Juru bicara KPK Ali Fikri. @Beritarakyatsumatera.com
MAJALAHJURNALIS.Com
(Jakarta)
- Komisi Pemberantasan Korupsi (KPK)
mengapresiasi putusan Mahkamah Agung (MA) yang mengabulkan uji materi Peraturan
Komisi Pemilihan Umum yang memungkinkan mantan napi korupsi bisa maju lebih
cepat menjadi calon anggota legislatif.
Juru bicara KPK Ali Fikri mengatakan hal
itu selaras pemberantasan korupsi dan diharapkan menimbulkan efek jera.
"Karena harapannya, pelaku ataupun
masyarakat menjadi jera atau takut untuk melakukan korupsi," kata Ali di
Jakarta, Sabtu (30/9/2023), disitat dari Antara.
Ali mengatakan KPK saat menangani perkara
korupsi sering mengenakan tuntutan pidana tambahan berupa pencabutan hak
politik ke terdakwa bila terbukti bersalah.
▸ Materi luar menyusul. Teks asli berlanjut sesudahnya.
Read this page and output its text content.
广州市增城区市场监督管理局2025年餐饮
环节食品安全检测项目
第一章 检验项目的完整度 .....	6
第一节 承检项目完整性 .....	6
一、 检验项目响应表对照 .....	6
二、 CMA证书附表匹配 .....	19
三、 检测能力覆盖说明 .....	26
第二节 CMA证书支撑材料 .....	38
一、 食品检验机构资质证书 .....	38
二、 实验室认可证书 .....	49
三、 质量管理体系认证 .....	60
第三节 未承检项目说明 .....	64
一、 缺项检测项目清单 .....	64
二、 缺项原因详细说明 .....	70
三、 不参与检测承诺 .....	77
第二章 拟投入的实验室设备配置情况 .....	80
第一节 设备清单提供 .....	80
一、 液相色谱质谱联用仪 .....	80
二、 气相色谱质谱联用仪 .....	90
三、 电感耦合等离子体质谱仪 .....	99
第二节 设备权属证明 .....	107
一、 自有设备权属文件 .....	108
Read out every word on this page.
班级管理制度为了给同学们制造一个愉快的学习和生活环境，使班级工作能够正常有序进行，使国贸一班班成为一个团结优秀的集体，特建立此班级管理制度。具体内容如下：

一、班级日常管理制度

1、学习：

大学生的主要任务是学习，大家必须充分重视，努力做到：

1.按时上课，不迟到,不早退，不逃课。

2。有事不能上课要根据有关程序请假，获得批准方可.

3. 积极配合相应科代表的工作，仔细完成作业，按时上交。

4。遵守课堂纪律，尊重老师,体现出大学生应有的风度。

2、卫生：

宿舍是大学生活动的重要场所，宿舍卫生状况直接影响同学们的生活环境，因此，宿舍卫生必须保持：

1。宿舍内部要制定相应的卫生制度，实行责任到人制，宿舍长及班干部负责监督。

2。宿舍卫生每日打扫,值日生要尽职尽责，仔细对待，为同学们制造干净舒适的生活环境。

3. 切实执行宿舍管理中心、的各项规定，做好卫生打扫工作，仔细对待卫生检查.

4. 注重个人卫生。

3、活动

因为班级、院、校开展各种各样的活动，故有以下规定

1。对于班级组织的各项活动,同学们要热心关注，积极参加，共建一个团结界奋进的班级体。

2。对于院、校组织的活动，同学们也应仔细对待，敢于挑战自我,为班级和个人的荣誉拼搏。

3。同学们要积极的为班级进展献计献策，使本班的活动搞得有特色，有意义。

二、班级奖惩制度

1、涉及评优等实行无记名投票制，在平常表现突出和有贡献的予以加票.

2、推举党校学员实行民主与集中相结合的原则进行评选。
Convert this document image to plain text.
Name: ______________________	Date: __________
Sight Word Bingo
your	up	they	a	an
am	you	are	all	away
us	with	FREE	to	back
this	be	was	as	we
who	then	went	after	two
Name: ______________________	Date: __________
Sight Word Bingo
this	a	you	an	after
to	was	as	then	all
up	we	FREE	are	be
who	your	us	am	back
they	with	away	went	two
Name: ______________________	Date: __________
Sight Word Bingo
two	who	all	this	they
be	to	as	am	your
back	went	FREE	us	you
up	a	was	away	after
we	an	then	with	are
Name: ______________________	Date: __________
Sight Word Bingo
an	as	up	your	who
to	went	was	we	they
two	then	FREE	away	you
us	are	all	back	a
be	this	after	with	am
Menghilangkan hak politik pada pelaku
korupsi tujuannya untuk membatasi partisipasinya pada proses politik seperti
hak memilih atau dipilih. Hal ini disebut Ali sebagai konsekuensi dari tindak
pidana korupsi (TPK) yang sudah dia lakukan.
Pencabutan hak politik ini juga dikatakan
menandai TPK yang dilakukan pelaku sudah menyalahgunakan kepercayaan publik.
Ali juga mengatakan perlu ada mitigasi risiko serupa untuk pengambilan
keputusan politik oleh mantan narapidana korupsi.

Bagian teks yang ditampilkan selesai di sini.